Against this background, social discontent is likely to intensify.
Any attempt by the authorities to cut spending, raise taxes, or implement unpopular reforms, especially pension reform, will inevitably provoke a wave of protest. The French tradition of mass demonstrations and union activity, combined with a split parliament, makes such moves extremely risky.
A decision on reform may not be possible, and the debate itself could plunge the country back into a political storm. Thus, the government is trapped. Without reforms, finances cannot be stabilized, but attempting to do so risks a new outbreak of instability. The long-term economic outlook is no less worrisome. If fiscal consolidation is delayed again, and public spending continues to rise, France risks falling into a debt trap. Similar situations have already occurred in other eurozone countries, where chronic deficits and rising debt have led to protracted economic and social crises.
So, in the early 2010’s, Greece was actually on the verge of default. The surge in debt has required massive austerity programs, sparked a wave of protests, and led to a sharp drop in living standards. Portugal has had to seek financial assistance and implement painful reforms accompanied by high unemployment and social tensions. Italy, for decades, has faced a combination of high public debt, low growth, and political instability, factors that have consistently kept its economy chronically vulnerable.
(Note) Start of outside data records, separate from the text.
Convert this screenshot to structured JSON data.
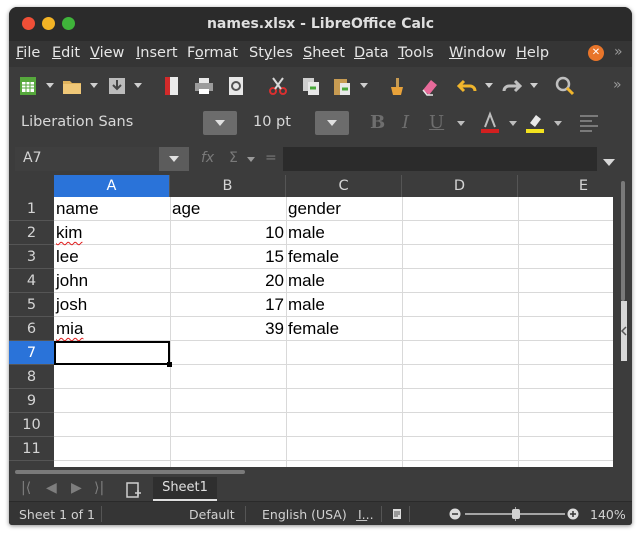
{
  "window": {
    "title": "names.xlsx - LibreOffice Calc"
  },
  "menu": {
    "items": [
      {
        "first": "F",
        "rest": "ile"
      },
      {
        "first": "E",
        "rest": "dit"
      },
      {
        "first": "V",
        "rest": "iew"
      },
      {
        "first": "I",
        "rest": "nsert"
      },
      {
        "first": "",
        "pre": "F",
        "under": "o",
        "rest": "rmat"
      },
      {
        "first": "",
        "pre": "St",
        "under": "y",
        "rest": "les"
      },
      {
        "first": "S",
        "rest": "heet"
      },
      {
        "first": "D",
        "rest": "ata"
      },
      {
        "first": "T",
        "rest": "ools"
      },
      {
        "first": "W",
        "rest": "indow"
      },
      {
        "first": "H",
        "rest": "elp"
      }
    ]
  },
  "format": {
    "font_name": "Liberation Sans",
    "font_size": "10 pt"
  },
  "formula": {
    "cell_ref": "A7",
    "fx": "fx",
    "sigma": "Σ",
    "equals": "="
  },
  "grid": {
    "columns": [
      "A",
      "B",
      "C",
      "D",
      "E"
    ],
    "rows": [
      "1",
      "2",
      "3",
      "4",
      "5",
      "6",
      "7",
      "8",
      "9",
      "10",
      "11"
    ],
    "data": [
      {
        "a": "name",
        "b": "age",
        "c": "gender"
      },
      {
        "a": "kim",
        "b": "10",
        "c": "male"
      },
      {
        "a": "lee",
        "b": "15",
        "c": "female"
      },
      {
        "a": "john",
        "b": "20",
        "c": "male"
      },
      {
        "a": "josh",
        "b": "17",
        "c": "male"
      },
      {
        "a": "mia",
        "b": "39",
        "c": "female"
      }
    ],
    "active_cell": "A7"
  },
  "tabs": {
    "sheet1": "Sheet1"
  },
  "status": {
    "sheet_info": "Sheet 1 of 1",
    "page_style": "Default",
    "language": "English (USA)",
    "zoom": "140%"
  },
  "colors": {
    "accent": "#2a73d9",
    "spell_error": "#e01b1b"
  }
}
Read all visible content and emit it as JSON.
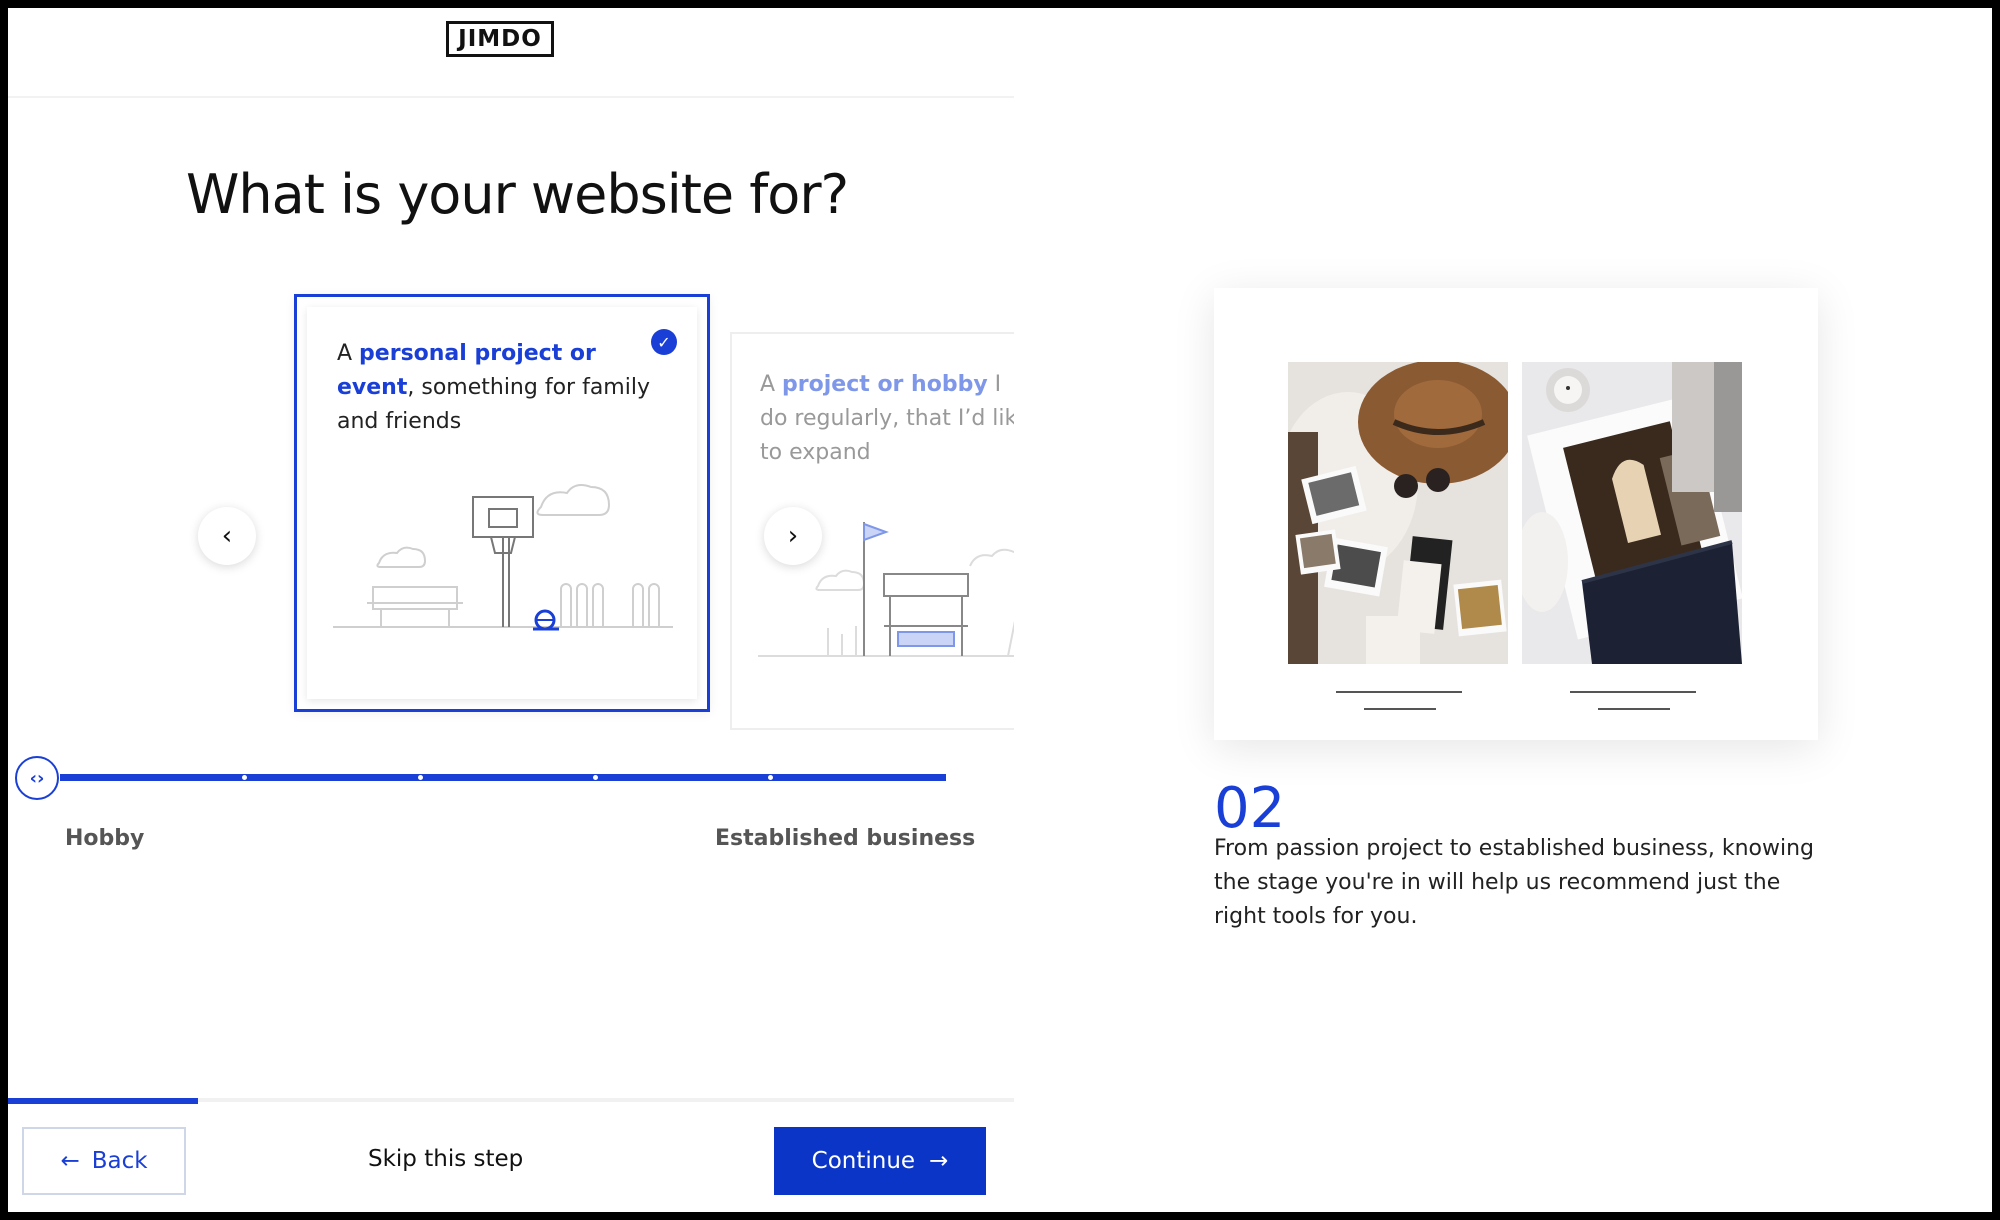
{
  "header": {
    "logo": "JIMDO"
  },
  "question": {
    "title": "What is your website for?"
  },
  "cards": [
    {
      "prefix": "A ",
      "highlight": "personal project or event",
      "suffix": ", something for family and friends",
      "selected": true
    },
    {
      "prefix": "A ",
      "highlight": "project or hobby",
      "suffix": " I do regularly, that I’d like to expand",
      "selected": false
    }
  ],
  "slider": {
    "left_label": "Hobby",
    "right_label": "Established business",
    "position": 0,
    "steps": 6
  },
  "progress": {
    "fraction": 0.19
  },
  "footer": {
    "back_label": "Back",
    "skip_label": "Skip this step",
    "continue_label": "Continue"
  },
  "info": {
    "step_number": "02",
    "description": "From passion project to established business, knowing the stage you're in will help us recommend just the right tools for you."
  },
  "colors": {
    "accent": "#1a3fd6",
    "button": "#0a35c7"
  }
}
France has managed to avoid radical consequences so far, but the combination of political fragmentation and economic inertia creates conditions in which a threat can become a reality.
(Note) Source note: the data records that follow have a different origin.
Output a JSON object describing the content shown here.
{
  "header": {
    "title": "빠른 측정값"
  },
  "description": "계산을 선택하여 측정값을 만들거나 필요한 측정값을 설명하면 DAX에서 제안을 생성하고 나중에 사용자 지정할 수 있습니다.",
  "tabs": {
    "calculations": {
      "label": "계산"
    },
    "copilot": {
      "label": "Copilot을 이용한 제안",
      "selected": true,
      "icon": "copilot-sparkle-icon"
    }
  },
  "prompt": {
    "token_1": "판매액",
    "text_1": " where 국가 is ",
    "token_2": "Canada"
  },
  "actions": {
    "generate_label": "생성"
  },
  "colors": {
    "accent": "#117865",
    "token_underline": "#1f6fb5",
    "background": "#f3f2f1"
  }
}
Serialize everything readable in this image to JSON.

Based on the current dynamics, several paths of development can be identified, from more optimistic to worrying.
The «compromise» scenario is that the new prime minister (or government) will form a coalition, deputies will agree on a more realistic budget, markets will be given a soft signal of consolidation. This could stabilize ratings, reduce pressure on debt markets, and restore confidence to entrepreneurs and consumers. The «stagnation» scenario assumes that parliament remains split, compromises are impossible, deficits persist and debt continues to grow.
The ratings may deteriorate further, and France will be in a state of long-term «fiscal sickness» in which it lives from crisis to crisis. And the worst-case «escalation» scenario suggests that the crisis could escalate into early elections or a series of changes of government. Markets will avoid new risks, the fear of debt default will increase, and France may experience capital outflows that worsen its economic and social situation.
In France, the crisis is not just a government crisis; it is a crisis of economic governance and public confidence.
A fragmented parliament, budget deficits, mounting debt, and excessive political uncertainty all combine to create an economic shock whose consequences can be long-term. If there is no way to overcome this political dichotomous state and ensure a real budgetary dialogue, it risks not only remaining in the shadow of European stability, but also becoming a new «risk zone» for the eurozone.
The moment has come when political games must give way to a serious and constructive economic agenda, or else the price of this crisis will be paid by the whole country.